Elastic and Inelastic Light Scattering from Single Bacterial Spores in an Optical Trap Allows the Monitoring of Spore Germination Dynamics

Lixin Peng, De Chen, Peter Setlow and Yong-qing Li

Raman scattering spectroscopy and elastic light scattering intensity (ESLI) were used to simultaneously measure levels of Ca-dipicolinic acid (CaDPA) and changes in spore morphology and refractive index during germination of individual Bacillus subtilis spores with and without the two redundant enzymes (CLEs), CwlJ and SleB, that degrade spores’ peptidoglycan cortexes.

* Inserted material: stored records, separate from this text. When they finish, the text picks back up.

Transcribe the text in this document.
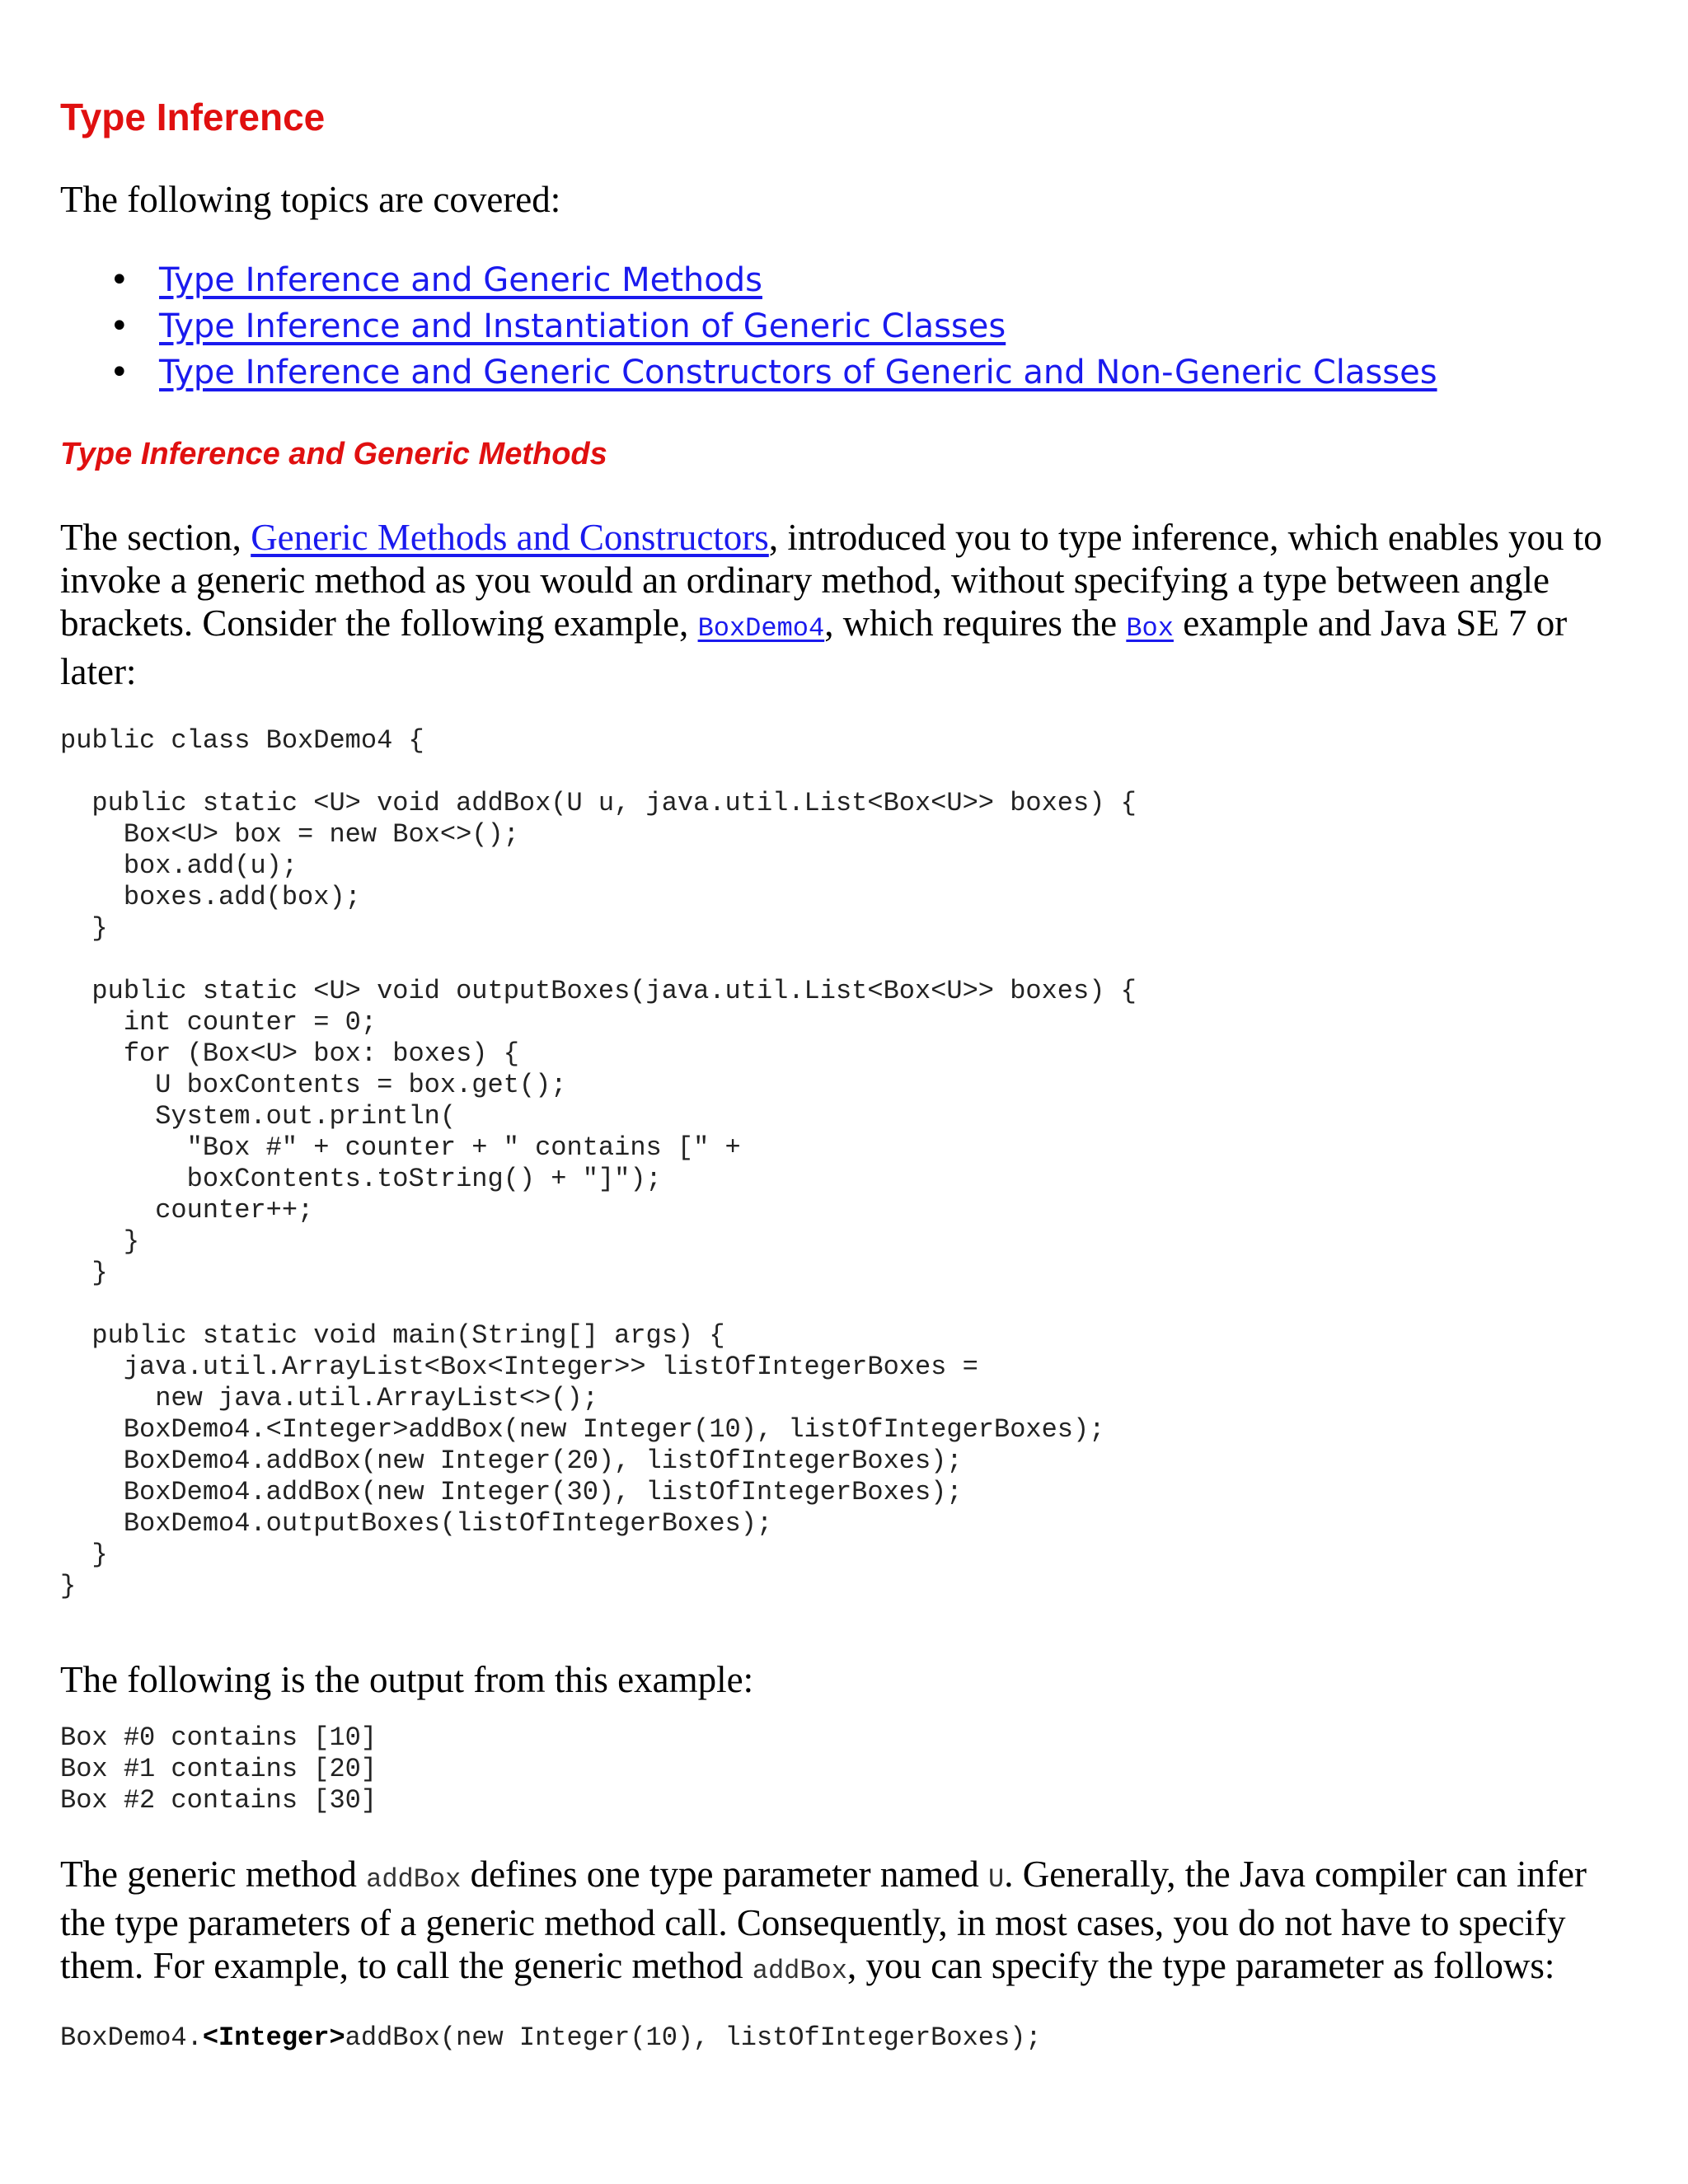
Type Inference

The following topics are covered:

• Type Inference and Generic Methods
• Type Inference and Instantiation of Generic Classes
• Type Inference and Generic Constructors of Generic and Non-Generic Classes
Type Inference and Generic Methods

The section, Generic Methods and Constructors, introduced you to type inference, which enables you to invoke a generic method as you would an ordinary method, without specifying a type between angle brackets. Consider the following example, BoxDemo4, which requires the Box example and Java SE 7 or later:

public class BoxDemo4 {

public static <U> void addBox(U u, java.util.List<Box<U>> boxes) {
Box<U> box = new Box<>();
box.add(u);
boxes.add(box);
}

public static <U> void outputBoxes(java.util.List<Box<U>> boxes) {
int counter = 0;
for (Box<U> box: boxes) {
U boxContents = box.get();
System.out.println(
"Box #" + counter + " contains [" +
boxContents.toString() + "]");
counter++;
}
}

public static void main(String[] args) {
java.util.ArrayList<Box<Integer>> listOfIntegerBoxes =
new java.util.ArrayList<>();
BoxDemo4.<Integer>addBox(new Integer(10), listOfIntegerBoxes);
BoxDemo4.addBox(new Integer(20), listOfIntegerBoxes);
BoxDemo4.addBox(new Integer(30), listOfIntegerBoxes);
BoxDemo4.outputBoxes(listOfIntegerBoxes);
}
}

The following is the output from this example:

Box #0 contains [10]
Box #1 contains [20]
Box #2 contains [30]

The generic method addBox defines one type parameter named U. Generally, the Java compiler can infer the type parameters of a generic method call. Consequently, in most cases, you do not have to specify them. For example, to call the generic method addBox, you can specify the type parameter as follows:

BoxDemo4.<Integer>addBox(new Integer(10), listOfIntegerBoxes);
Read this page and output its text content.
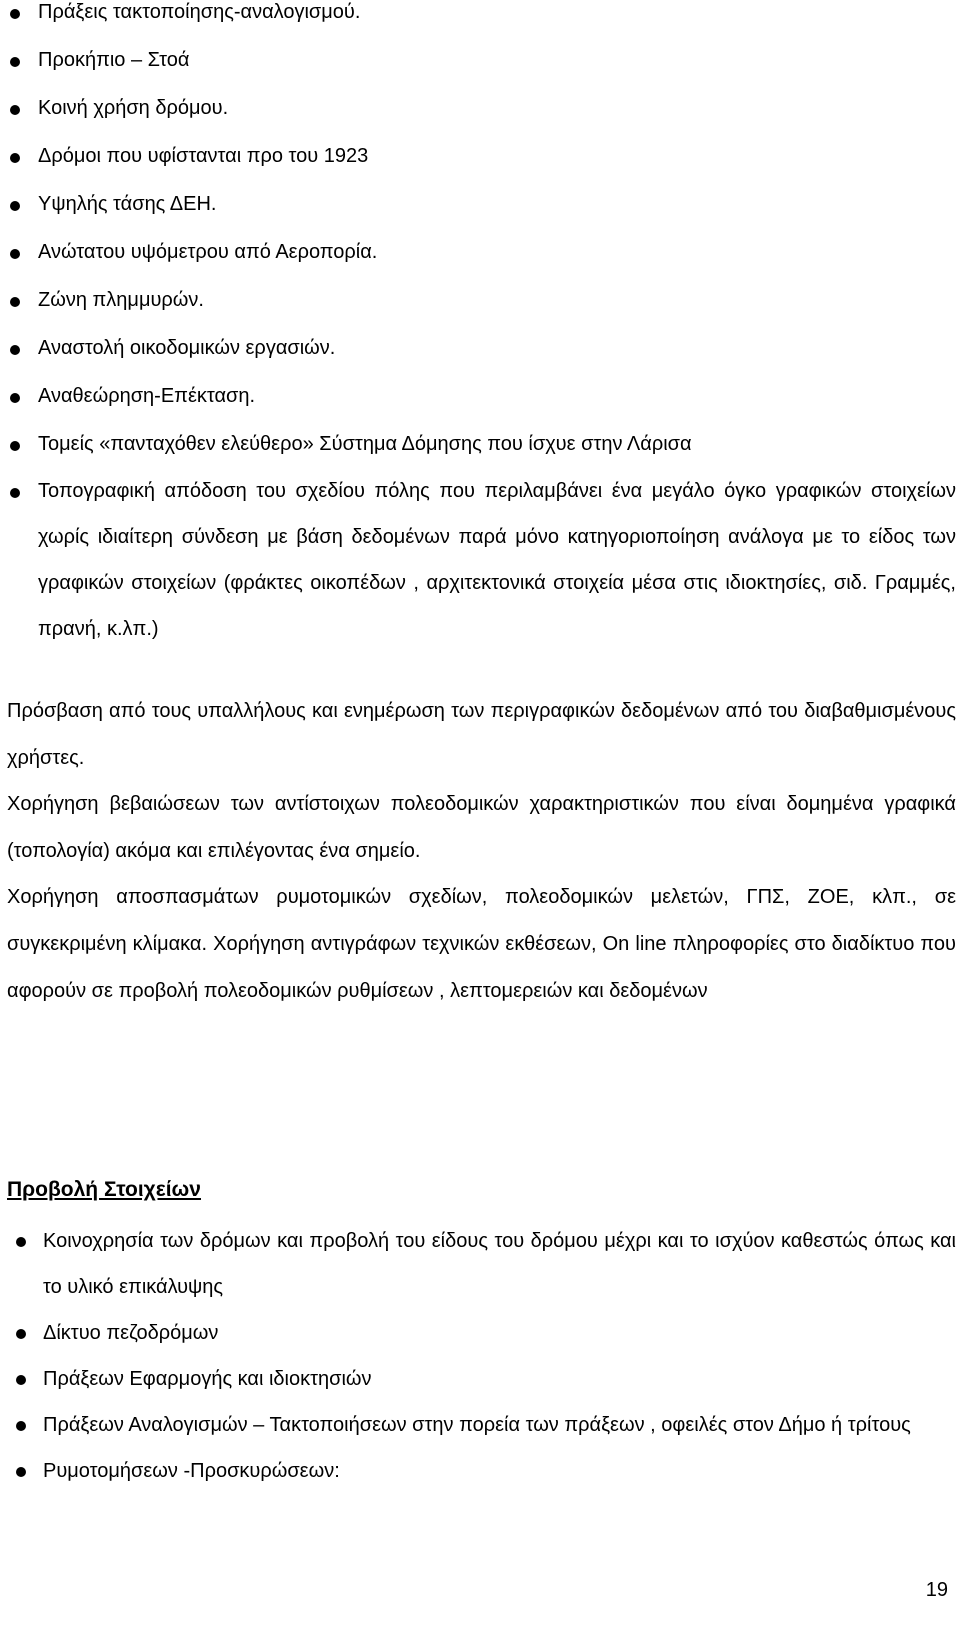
Πράξεις τακτοποίησης-αναλογισμού.
Προκήπιο – Στοά
Κοινή χρήση δρόμου.
Δρόμοι που υφίστανται προ του 1923
Υψηλής τάσης ΔΕΗ.
Ανώτατου υψόμετρου από Αεροπορία.
Ζώνη πλημμυρών.
Αναστολή οικοδομικών εργασιών.
Αναθεώρηση-Επέκταση.
Τομείς «πανταχόθεν ελεύθερο» Σύστημα Δόμησης που ίσχυε στην Λάρισα
Τοπογραφική απόδοση του σχεδίου πόλης που περιλαμβάνει ένα μεγάλο όγκο γραφικών στοιχείων χωρίς ιδιαίτερη σύνδεση με βάση δεδομένων παρά μόνο κατηγοριοποίηση ανάλογα με το είδος των γραφικών στοιχείων (φράκτες οικοπέδων , αρχιτεκτονικά στοιχεία μέσα στις ιδιοκτησίες, σιδ. Γραμμές, πρανή, κ.λπ.)

Πρόσβαση από τους υπαλλήλους και ενημέρωση των περιγραφικών δεδομένων από του διαβαθμισμένους χρήστες.

Χορήγηση βεβαιώσεων των αντίστοιχων πολεοδομικών χαρακτηριστικών που είναι δομημένα γραφικά (τοπολογία) ακόμα και επιλέγοντας ένα σημείο.

Χορήγηση αποσπασμάτων ρυμοτομικών σχεδίων, πολεοδομικών μελετών, ΓΠΣ, ΖΟΕ, κλπ., σε συγκεκριμένη κλίμακα. Χορήγηση αντιγράφων τεχνικών εκθέσεων, On line πληροφορίες στο διαδίκτυο που αφορούν σε προβολή πολεοδομικών ρυθμίσεων , λεπτομερειών και δεδομένων

Προβολή Στοιχείων
Κοινοχρησία των δρόμων και προβολή του είδους του δρόμου μέχρι και το ισχύον καθεστώς όπως και το υλικό επικάλυψης
Δίκτυο πεζοδρόμων
Πράξεων Εφαρμογής και ιδιοκτησιών
Πράξεων Αναλογισμών – Τακτοποιήσεων στην πορεία των πράξεων , οφειλές στον Δήμο ή τρίτους
Ρυμοτομήσεων -Προσκυρώσεων:

19
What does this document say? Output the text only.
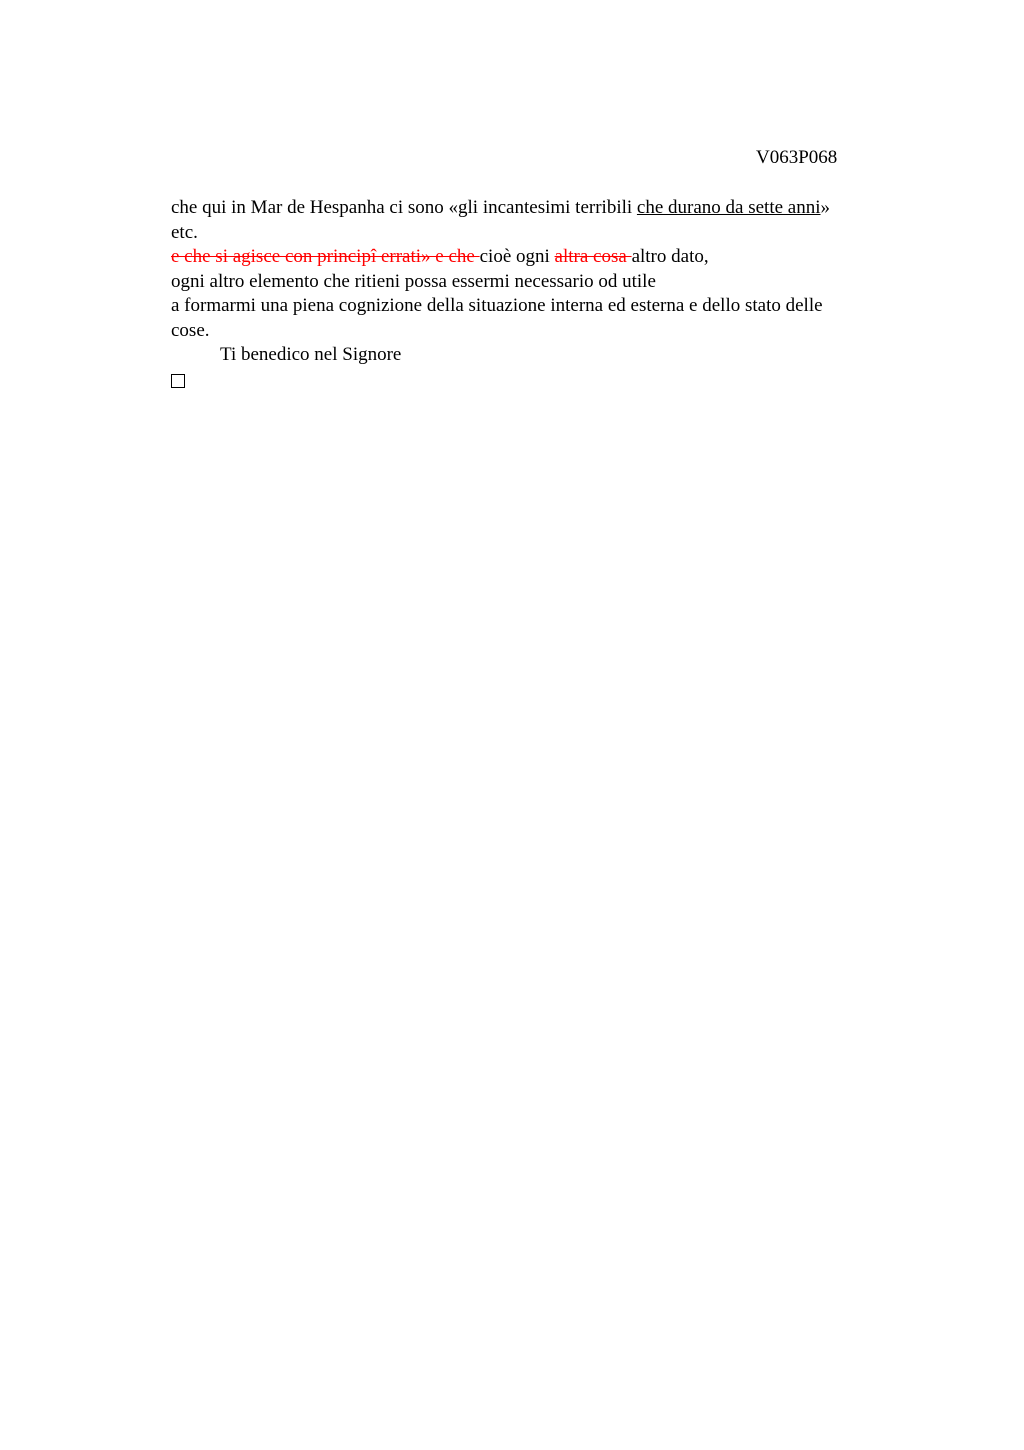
V063P068
che qui in Mar de Hespanha ci sono «gli incantesimi terribili che durano da sette anni»
etc.
e che si agisce con principî errati» e che cioè ogni altra cosa altro dato,
ogni altro elemento che ritieni possa essermi necessario od utile
a formarmi una piena cognizione della situazione interna ed esterna e dello stato delle
cose.
Ti benedico nel Signore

Conclusions from these measurements include (1) CaDPA release from individual wild-type germinating spores was biphasic; in a first heterogeneous slow phase, Tlag, CaDPA levels decreased 15%, and in the second phase ending at Trelease, remaining CaDPA was released rapidly; (2) in l-alanine germination of wild-type spores and spores lacking SleB (a) the ESLI rose 2-fold shortly before Tlag at T1, (b) following Tlag, the ESLI again rose 2-fold at T2 when CaDPA levels had decreased 50%, and (c) the ESLI reached its maximum value at Trelease and then decreased; (3) in CaDPA germination of wild-type spores, (a) Tlag increased and the first increase in ESLI occurred well before Tlag, consistent with different pathways for CaDPA and l-alanine germination, (b) at Trelease, the ESLI again reached its maximum value; (4) in l-alanine germination of spores lacking both CLEs and unable to degrade their cortex, the time ΔTrelease (Trelease − Tlag) for excretion of ≥75% of CaDPA was 15-fold higher than that for wild-type or sleB spores; and (5) spores lacking only CwlJ exhibited a similar but not identical ESLI pattern during l-alanine germination to that seen with cwlJ sleB spores and the high value for ΔTrelease.